Iba a irme a casa, es decir, me he
despedido y estaba bajando una callecita como atajo al metro, cuando oh no. Hoy no puedo gastar más. Voy a entrar a sufrir. La indecisión se me pasa rápido. Estoy
en la última planta, donde el bullicio de la primera ha bajado su volumen,
donde no hay sección infantil, ni productos de Mr. Wonderful, ni notebooks. La que creo última
habitación de la casa, en planta creo que casi es cuadrada. Hay baldas de un
ancho como una mano, donde están expuestas revistas alternativas, y en el
centro, una mesa de madera antigua con seis sillas que la rodean. En dos de sus
esquinas y mirando hacia la mesa, hay dos clásicos sillones de vieja piel
marrón y grandes brazos. Yo estoy prácticamente tumbada en uno de ellos. En la
otra esquina otro jinete. Una señora de unos 60
años muy bien llevados, calza unas botas muy rotas, con un agujero en cada una,
y una pinza muy grande rosa en el pelo. Está leyendo "Ensayo sobre la
imbecilidad" dejando escapar las frases por su boca, lo cual no me
molesta, incluso me parece apropiado, me relaja.

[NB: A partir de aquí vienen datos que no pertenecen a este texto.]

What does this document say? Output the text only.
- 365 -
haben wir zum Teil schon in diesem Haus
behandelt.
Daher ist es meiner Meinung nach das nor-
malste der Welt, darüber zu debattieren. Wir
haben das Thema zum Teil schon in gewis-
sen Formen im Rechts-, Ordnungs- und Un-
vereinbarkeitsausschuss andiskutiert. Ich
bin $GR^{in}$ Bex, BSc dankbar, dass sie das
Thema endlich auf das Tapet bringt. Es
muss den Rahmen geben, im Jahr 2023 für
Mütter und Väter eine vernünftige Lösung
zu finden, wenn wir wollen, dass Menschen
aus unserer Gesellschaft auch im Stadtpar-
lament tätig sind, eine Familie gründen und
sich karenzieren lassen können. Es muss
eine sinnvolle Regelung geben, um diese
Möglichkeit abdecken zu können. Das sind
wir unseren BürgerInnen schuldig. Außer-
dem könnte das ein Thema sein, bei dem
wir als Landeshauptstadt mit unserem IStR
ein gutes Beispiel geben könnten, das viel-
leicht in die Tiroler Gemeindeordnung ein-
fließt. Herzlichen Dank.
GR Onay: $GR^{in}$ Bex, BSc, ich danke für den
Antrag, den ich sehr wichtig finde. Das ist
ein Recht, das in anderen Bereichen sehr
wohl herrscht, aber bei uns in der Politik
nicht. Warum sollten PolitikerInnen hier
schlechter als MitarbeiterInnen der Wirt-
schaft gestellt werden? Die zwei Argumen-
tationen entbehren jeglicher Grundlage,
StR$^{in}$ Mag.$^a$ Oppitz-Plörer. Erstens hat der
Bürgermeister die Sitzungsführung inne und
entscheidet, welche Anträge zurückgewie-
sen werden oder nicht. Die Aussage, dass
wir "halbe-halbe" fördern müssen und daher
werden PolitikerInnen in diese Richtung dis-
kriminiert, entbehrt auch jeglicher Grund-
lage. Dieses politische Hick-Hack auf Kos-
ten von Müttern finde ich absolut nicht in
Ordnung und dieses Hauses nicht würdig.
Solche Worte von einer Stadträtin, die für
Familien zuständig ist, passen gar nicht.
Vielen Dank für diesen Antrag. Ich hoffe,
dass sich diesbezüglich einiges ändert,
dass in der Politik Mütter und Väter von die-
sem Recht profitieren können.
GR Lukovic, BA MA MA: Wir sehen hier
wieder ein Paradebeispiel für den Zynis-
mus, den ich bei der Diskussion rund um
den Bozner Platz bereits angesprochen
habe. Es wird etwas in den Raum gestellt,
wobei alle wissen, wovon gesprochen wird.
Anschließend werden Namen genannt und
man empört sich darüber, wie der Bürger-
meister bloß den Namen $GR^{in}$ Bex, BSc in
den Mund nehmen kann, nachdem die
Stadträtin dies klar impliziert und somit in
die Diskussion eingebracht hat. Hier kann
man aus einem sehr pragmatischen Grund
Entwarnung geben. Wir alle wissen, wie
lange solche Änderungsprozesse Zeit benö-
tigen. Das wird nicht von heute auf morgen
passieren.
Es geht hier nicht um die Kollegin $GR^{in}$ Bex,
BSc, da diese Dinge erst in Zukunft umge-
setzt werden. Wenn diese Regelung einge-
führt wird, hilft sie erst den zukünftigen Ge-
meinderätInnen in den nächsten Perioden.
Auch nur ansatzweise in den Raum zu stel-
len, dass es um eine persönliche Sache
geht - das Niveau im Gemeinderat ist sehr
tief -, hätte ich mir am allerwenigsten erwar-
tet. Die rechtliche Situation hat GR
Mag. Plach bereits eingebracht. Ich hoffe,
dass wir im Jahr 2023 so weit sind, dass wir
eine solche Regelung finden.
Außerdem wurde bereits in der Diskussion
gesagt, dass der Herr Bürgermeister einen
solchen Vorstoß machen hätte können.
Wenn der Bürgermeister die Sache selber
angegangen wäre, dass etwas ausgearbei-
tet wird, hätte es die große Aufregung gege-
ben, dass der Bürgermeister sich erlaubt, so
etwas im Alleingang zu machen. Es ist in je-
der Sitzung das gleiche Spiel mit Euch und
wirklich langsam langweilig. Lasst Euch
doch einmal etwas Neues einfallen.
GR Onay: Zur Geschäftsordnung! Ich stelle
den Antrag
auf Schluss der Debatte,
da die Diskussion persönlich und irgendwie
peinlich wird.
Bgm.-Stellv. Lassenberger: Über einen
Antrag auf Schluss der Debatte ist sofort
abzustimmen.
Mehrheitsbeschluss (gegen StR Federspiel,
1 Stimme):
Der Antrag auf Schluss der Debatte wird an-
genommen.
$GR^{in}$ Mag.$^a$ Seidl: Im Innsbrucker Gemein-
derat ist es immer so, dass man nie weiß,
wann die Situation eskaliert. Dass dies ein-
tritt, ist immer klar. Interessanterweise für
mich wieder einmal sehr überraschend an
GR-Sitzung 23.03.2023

Digo que me parece apropiado
porque estamos en la casa de las señoras y señores palabras. Ellas y ellos
están en su cómodo estante compartiendo su larga y eterna vida con otras y otros que también vivirán eternamente. Es la casa de las palabras,
no el museo; la casa. No están expuestas, si no que entras a visitarlas, las
escuchas, y si sabes escucharlas y te gusta lo que cuentan, porque ellas no
te escuchan a ti, os vais juntos a casa. (NOTA: las que considero
mejores son aquellas que ambientan la atmósfera con luz un poco más baja de la
intensidad normal, de techos altos y estanterías repletas y un poco
desordenadas. Dicho desorden de alguna manera me ordena. ¿Cómo lo hacen? La
FNAC o El Corte Inglés serían para mí, el peor caso de ellas). Ellas también
hablan, se presentan unas a otras, se conocen, te enseñan a hacer una tarta de
manzana, también ríen, lloran desconsoladamente en sus camas que son las páginas, discuten sobre la historia que fue, se cuentan secretos o presumen
de hazañas heroicas aludiendo a algún emperador de alguna tierra en algún
tiempo. Y todas estas miles de conversaciones se entremezclan en su casa. Pero
todo ello ocurre en un susurro, en un susurro como de abeja bebé, casi
imperceptible para algunos humanos, otros muy sensibles a ello. Es encantador
entrar por su puerta y escucharlas a todas que te reciben de manera dulce y acogedora, y aunque no tengas un duro, tú entras, porque te relaja pasear por sus pasillos y percibirlas y entenderlas, porque desde ellas nunca se escucha el jaleo de la capital. Es por eso que me parece de mala educación y un insulto irrumpir en su espacio con tales formas. Hablando como hablamos ahí fuera, hablando más alto que ellas, riendo a carcajadas y llamando al amigo que está en otro pasillo. Por favor, prométeme que a partir de ahora hablarás bajito en
cualquiera de ellas. No importa si alcanza dimensiones de centro comercial o no
supera los 30 metros cuadrados, o si visitas una aquí o en cualquier otro país.
Porque esa es otra, este fenómeno del silencio ocurre en cualquier casa de
palabras del mundo. Hay sitios que sin duda inducen al hombre al sigilo y la calma. Es
mágico.
La señora de las botas rotas se ha ido, y
el sillón lo ha ocupado una mujer que lee a Eduardo Galeano. Yo voy a ponerme
con Cortázar, un capítulo y me voy a casa.